Прапорщик Герман Олегович Земляков-Голутвин, стараясь не морщиться, спускался по лестнице. Голова кружилась, но за перила прапорщик держаться стеснялся. Повстречавшейся миловидной сестре милосердия Лидочке улыбнулся через силу.
– Заглядывайте в гости, господин прапорщик. И себя, пожалуйста, берегите.
– Спасибо. Буду стараться.
Лидочка посмотрела вслед обиженно. Нужно было ее поблагодарить искреннее, сестричкой она была внимательной. Но Герман ничего не мог с собой поделать, все время представлялось, что она так же мило улыбалась раненым большевикам. Госпиталь наверняка был ими переполнен еще несколько дней назад, повсюду виднелись неистребимые следы пребывания «товарищей» – обрывки воззваний, пустые бутылки и обмусоленные окурки самокруток. Даже сквозь острый запах карболки пробивалась неистребимая вонь портянок и гноя, нестираных кальсон и жареных семечек. Непременный аромат «великой пролетарской всемирной», будь она проклята, революции. Герман сознавал, что и сам благоухает отнюдь не парфюмом, и от этого чувствовал себя ничуть не лучше.

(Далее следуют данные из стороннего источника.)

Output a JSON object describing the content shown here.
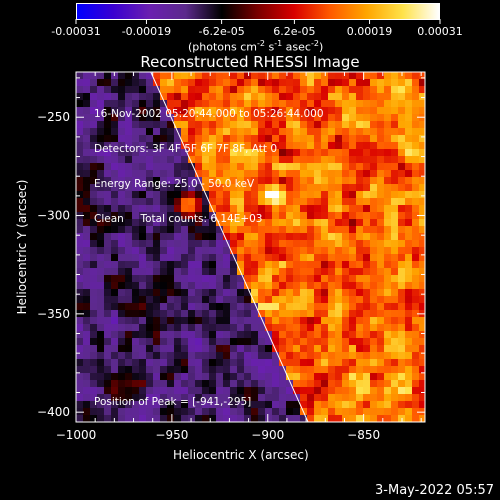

На улице сияло июньское солнце. Галдели воробьи. С санитарной повозки сгружали охающего бородача-казака с простреленной ногой. От солнца и шума голова закружилась еще сильнее. Герман добрел до остова садовой скамьи и примостился на уцелевшей части. Большая часть сиденья была зверски выломана, надо думать, на дрова. Герман положил шинель, оперся о мягкое локтем и постарался ни о чем не думать. Под черепом пульсировала тупая боль. Стоило снять фуражку – стало чуть легче. Прапорщик осторожно потрогал забинтованный лоб. М-да, «кипит наш разум возмущенный» – в этом большевички совершенно правы.
Мимо протопали санитары, покосились. Герман постарался принять скучающий вид – признаваться в слабости абсолютно не хотелось. Вынул коробку папирос. Курить прапорщик не любил. Герман вообще мало что любил. Наоборот, в мире существовала уйма вещей, которые прапорщик тоскливо и упорно ненавидел. Например, шинели. Как свою, с добротно, но грубо заштопанной полой, с так и не пожелавшими окончательно отчиститься белилами на рукаве, так и вообще шинели, как примету грубой материальности мира. Первая шинель, которую Герман отчетливо помнил, была папина. Помнил ремни, шашку, новую пахучую кобуру и колкую шинель. Вокзал, полный громогласных людей, свистков, запахов угля и смазки. Папа сел в вагон, помахал перчатками из окна и больше никогда не вернулся. Где-то под Ляояном осталась могила, на которой никто никогда не побывает. Да и существовала ли у штабс-капитана Землякова-Голутвина отдельная могила? У выросшего Германа была возможность убедиться, как хоронит матушка-Россия своих павших героев – во рвах, канавах, братских могилах под безымянными крестами.